My blog “SurveyMonkey and a Shocking Tale of Misadventure” stirred up some questions last week with one young woman entrepreneur ringing me out of the blue to ask my advice: “I’m entering awards that ask me to write no more than 500 words. Do I need to write exactly 500 words?”

Good question Ashley!

In short, no you don’t. However, writing between 450 and 500 words will likely get you one step closer to walking across the winners’ stage.

Why? Because chances are that if the awards manager is allowing up to 500 words then the question they’re asking requires a reasonably complex answer. So it’s not to do with how many words you write, but rather about the complexity of the question and therefore how much detail you need to provide to answer it fully and effectively.

A good rule of thumb is to provide enough detail that your answer falls between 90 percent and 100 percent of the total allowable limit. In this instance, that’s 450 to 500 words.

Sadly though there is a set of instances where this rule doesn’t work. This is where awards hosts change their guidelines to short answers only under the maddeningly false impression that this will make it easier to enter and therefore they’ll attract more nominees and make more money. I’ve seen this many, many times. For instance, there’s a current fad sweeping the Australian awards sector where answers are limited to 100 words.

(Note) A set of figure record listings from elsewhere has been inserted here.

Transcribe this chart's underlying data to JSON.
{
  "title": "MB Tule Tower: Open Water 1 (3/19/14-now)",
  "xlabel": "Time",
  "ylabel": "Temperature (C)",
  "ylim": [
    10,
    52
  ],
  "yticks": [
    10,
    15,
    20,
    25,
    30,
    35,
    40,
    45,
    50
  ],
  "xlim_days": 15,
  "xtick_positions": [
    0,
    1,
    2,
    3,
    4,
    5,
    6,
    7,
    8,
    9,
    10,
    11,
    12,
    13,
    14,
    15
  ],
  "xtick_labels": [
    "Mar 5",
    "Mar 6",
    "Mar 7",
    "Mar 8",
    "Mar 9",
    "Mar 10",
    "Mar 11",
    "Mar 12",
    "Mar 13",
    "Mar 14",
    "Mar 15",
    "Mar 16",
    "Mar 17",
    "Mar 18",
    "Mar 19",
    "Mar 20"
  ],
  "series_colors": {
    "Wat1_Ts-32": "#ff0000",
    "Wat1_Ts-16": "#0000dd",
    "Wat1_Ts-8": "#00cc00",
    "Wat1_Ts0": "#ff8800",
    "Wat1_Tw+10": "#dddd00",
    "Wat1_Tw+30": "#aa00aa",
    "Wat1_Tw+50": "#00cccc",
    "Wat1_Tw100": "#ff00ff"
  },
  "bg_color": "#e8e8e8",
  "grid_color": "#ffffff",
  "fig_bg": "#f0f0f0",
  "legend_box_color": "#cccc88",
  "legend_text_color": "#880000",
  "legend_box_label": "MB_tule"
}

Here is a real-life example: Detail the policies, procedures and systems your business has in place to effectively manage and reward staff.

Common sense suggests that your answer to the above should:

  • Outline policies and procedures and systems
  • Provide at least one example of each
  • Show through statistics and examples that your staff do feel rewarded and are working effectively.

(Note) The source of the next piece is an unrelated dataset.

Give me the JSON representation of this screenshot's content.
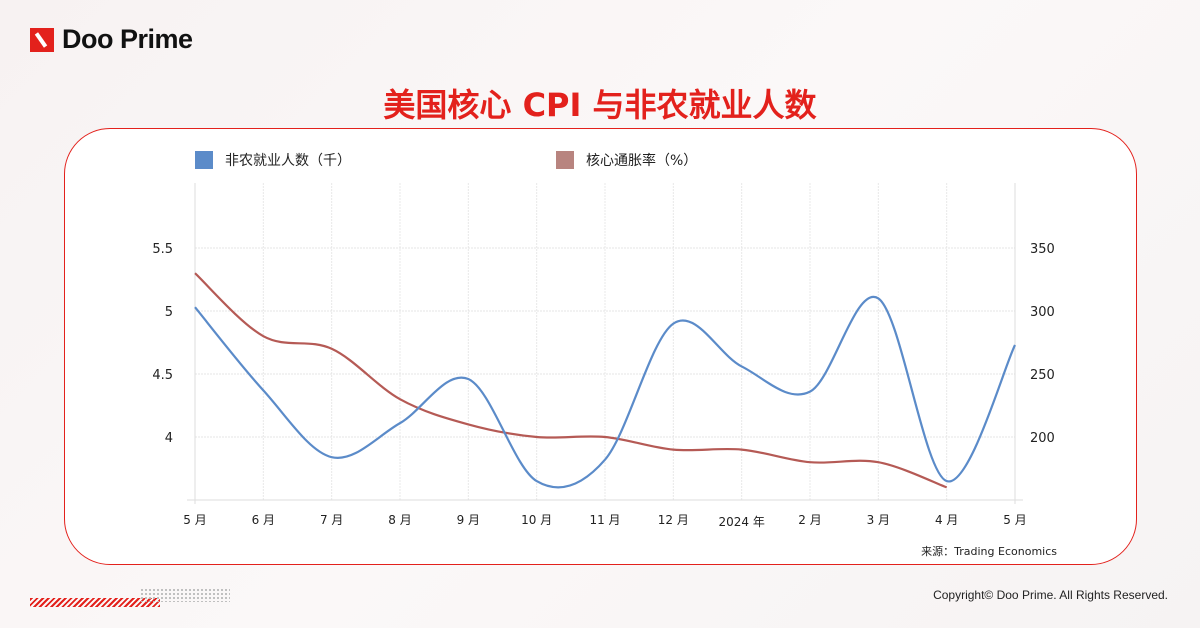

Now try squeezing all that into 100 words!

The past, the present and the future walked into a bar. It was tense.

I know, it’s a pretty bad joke. But then so is asking people to write worthy answers in 100 words. However, it is not as big a joke as an even more constraining guideline I recently came across where an excellence awards manager had set up their system to accept answers of no more than 200 characters including spaces. Seriously?

To put this into perspective, the following Latin paragraph is exactly 200 characters.

Lorem ipsum dolor sit amet, consectetur adipiscing elit. Aenean rutrum, lacus quis fermentum auctor, felis felis semper tellus, eget condimentum dui mauris nec neque. Pellentesque faucibus velitquis.

That’s 27 words!

Imagine being asked the following: In 27 words outline your career goals for the next 10 years, and detail past and future PD procedures in place to ensure you reach those goals?

By the way, the above question is exactly 27 words.

In my expert opinion, there is no way any judge could fairly and equitably assess a response in 200 characters / 27 words when the question posed is of a complex nature. It is a farce and makes a mockery of “excellence” awards.

Awards managers need to start realising that, contrary to what they think (but rarely test), limiting responses to short answers:

  • Makes it harder for nominees as it is much harder, and therefore more time consuming, to write a short answer to a complicated question
  • Makes the judging task tougher
  • Exponentially increases the likelihood of a score deadlock.



Every success starts with one small step.